Hari Pangan Sedunia: Sumbangsih Besar dari Petani Kecil di Indonesia

Pertanianku— Pada Jumat (16/10) dilaksanakan webinar Bincang-Bincang Wisma Hijau yang bertajuk No Farmers, No Food, No Future. Acara tersebut dilaksanakan bertepatan dengan Hari Pangan Sedunia. Bicara pangan pasti bicara petani. Namun, kenyataannya dari dulu hingga sekarang petani masih menjadi bagian kecil dari kehidupan yang sering diabaikan.

hari pangan sedunia
foto: pixabay

Dalam webinar tersebut, ditampilkan data-data mengenai kondisi petani yang dijabarkan langsung oleh para pakar dan praktisi bidang pertanian. Petani yang selama ini diketahui hanya bekerja di ladang ternyata memiliki peranan yang amat penting untuk menopang kehidupan suatu negara. Sayangnya, kondisi petani dari tahun ke tahun justru malah menjadi termarjinalisasi dari lahan pertanian.

“Petani itu kalau boleh saya katakan dengan semuanya ini seakan-akan termajinalisasi secara ekologis dan budaya di lahan sendiri. Mereka (red: petani) itu tidak tahu kalau saya semprot begini akibatnya apa buat diri saya, lalu racunnya bagimana, lalu bahwa musuh alami itu musnah,” papar Prof. Dra. M.A. Yunita Triwardani Winarto, M.S., M. Sc., Ph.D, Guru Besar Antropologi Universitas Indonesia.

Selain itu, petani masih harus menghadapi berbagai masalah yang masih berlangsung sejak dahulu, yaitu serangan hama dan penyakit, harga pupuk mahal, minimnya minat anak muda untuk menjadi petani, tingginya harga produksi, rendahnya tingkat kesejahteraan petani, upahnya juga rendah, tidak adanya asuransi, harga komoditas saat panen rendah, dan masih banyak lagi. Seluruh permasalahan tersebut harus dipikul oleh petani kecil.

“Jadi upah sektor pertanian itu terendah di antara 17 sektor yang lainnya,” ujar Prof. Dr. Dwi Andreas Santosa, M.S, Guru Besar IPB.

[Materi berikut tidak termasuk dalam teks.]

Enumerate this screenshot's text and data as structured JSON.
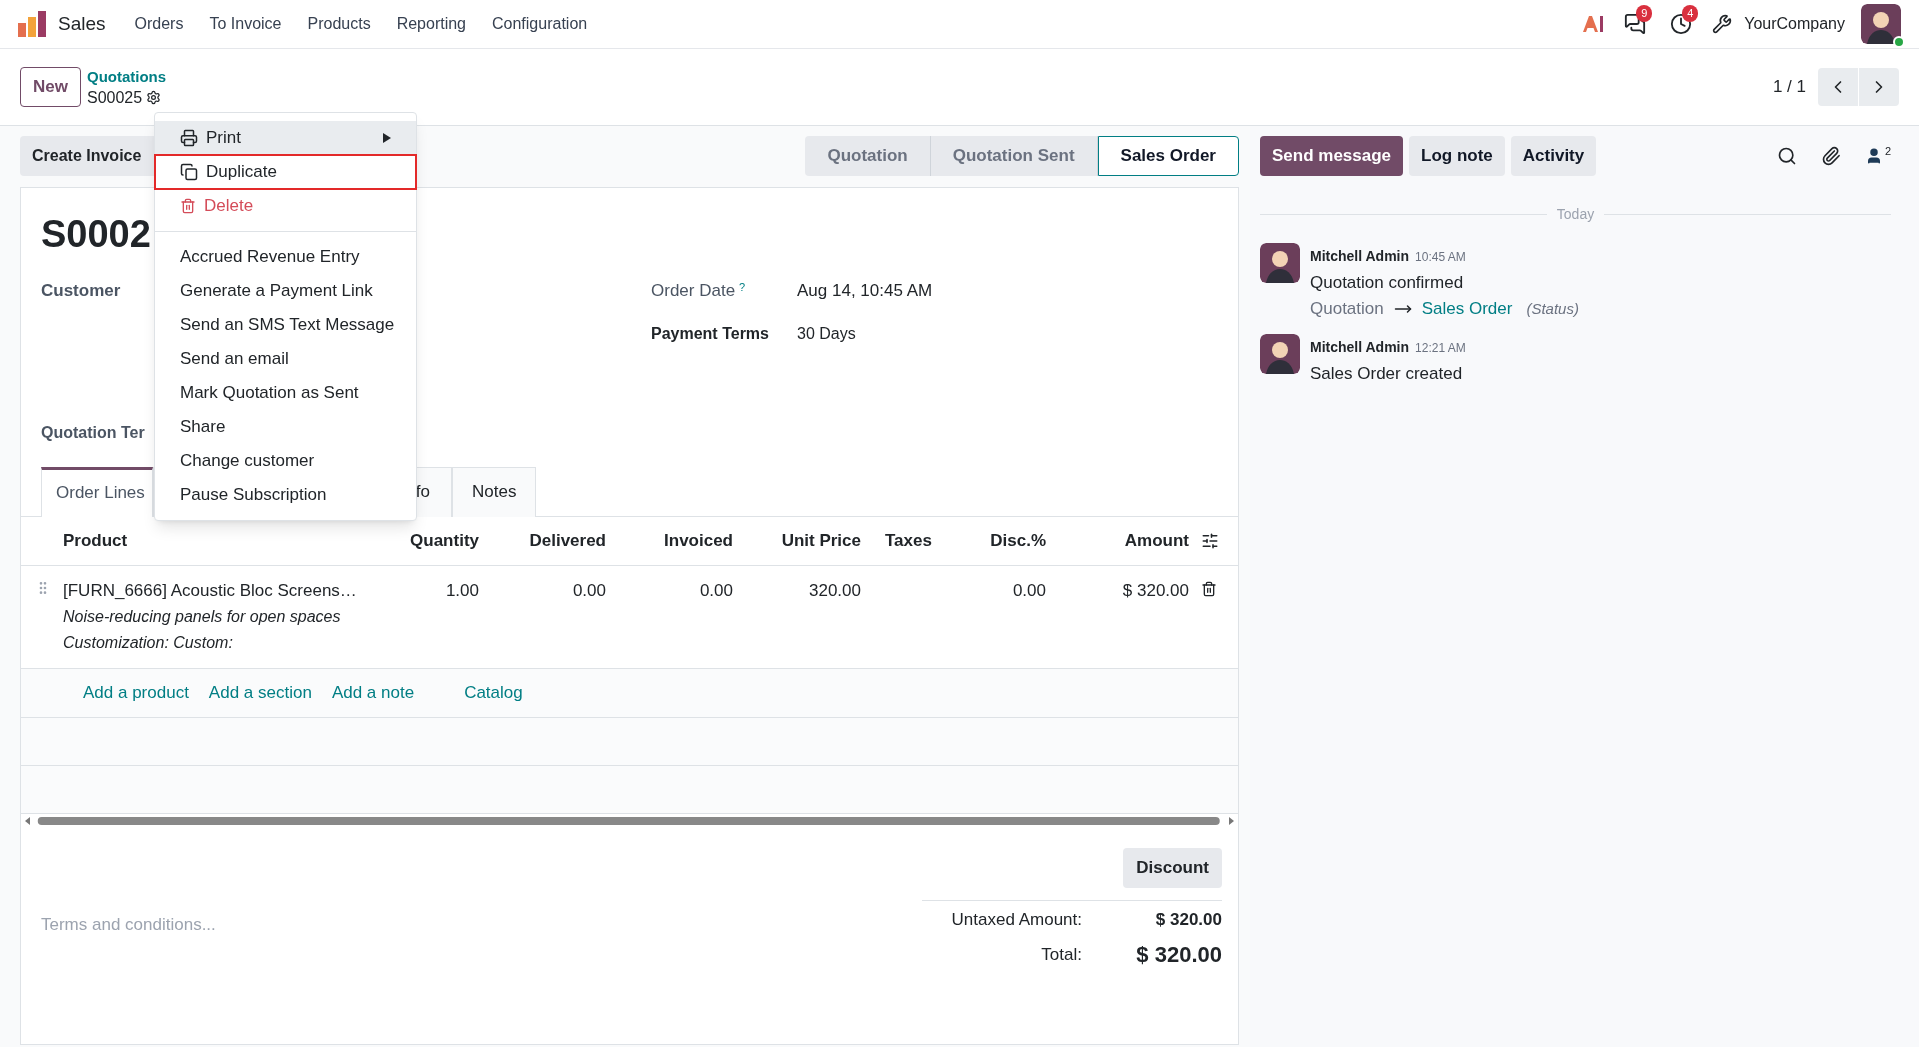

Dalam kesempatan yang sama, Khudori, Pengamat AEPI & Komite Pendayagunaan Pertanian juga menyampaikan hal yang serupa.

“Sebetulnya pendapatan ini sangat-sangat tidak berarti. Dalam satu kali musim itu kira-kira kan 4 bulan padi. Itu kira-kira hasilnya Rp891 ribu per musim, kalau dibagi empat bulan Rp222 ribu per bulan. Jadi, sangat-sangat kecil,” papar Khudori.

“Nah, tapi dengan profil yang seperti itu, sebetulnya apa sumbangsih petani kecil untuk negeri ini. Luar biasa bapak ibu sekalian, ini saya hitung beberapa komoditas saja ya. Dari produk pangan saja, ada padi, ada jagung, ada tebu, kedelai, ada singkong, ada ubi jalar. Ini kalau saya hitung, ini saja sudah Rp517,75 triliun per tahun. Ini baru menghitung butir-butir yang bisa dimakan, tapi kita belum menghitung hal-hal lainnya,” lanjut Khudori.

Meskipun petani menanggung permasalahan yang besar, ternyata sumbangsih pada negara cukup fantastis. Khudori berpendapat, sumbangsih total dari petani kecil yang berasal dari seluruh sektor pertanian bisa mencapai lebih dari Rp1.000 triliun. Padahal, para petani kecil memiliki luas lahan yang kecil dan pendapatan yang kecil, peran petani dalam menopang kebutuhan pangan sangat luar biasa.

Namun, dengan segudang permasalahan yang ada, masih ada banyak petani yang tetap memilih bertani karena panggilan hati. Seperti Nurkilah, perwakilan dari Perkumpulan Petani Tanggap Perubahan Iklim (PPTPI) Indramayu dan Nandang Heryana perwakilan PPTPI Sumedang.

Mereka mengatakan bahwa petani merupakan pekerjaan yang sudah diturunkan dan diajarkan langsung oleh orangtuanya. Selain itu, dengan bertani mereka merasa lebih dekat dengan alam sehingga bertani sudah mendarah daging dalam diri mereka.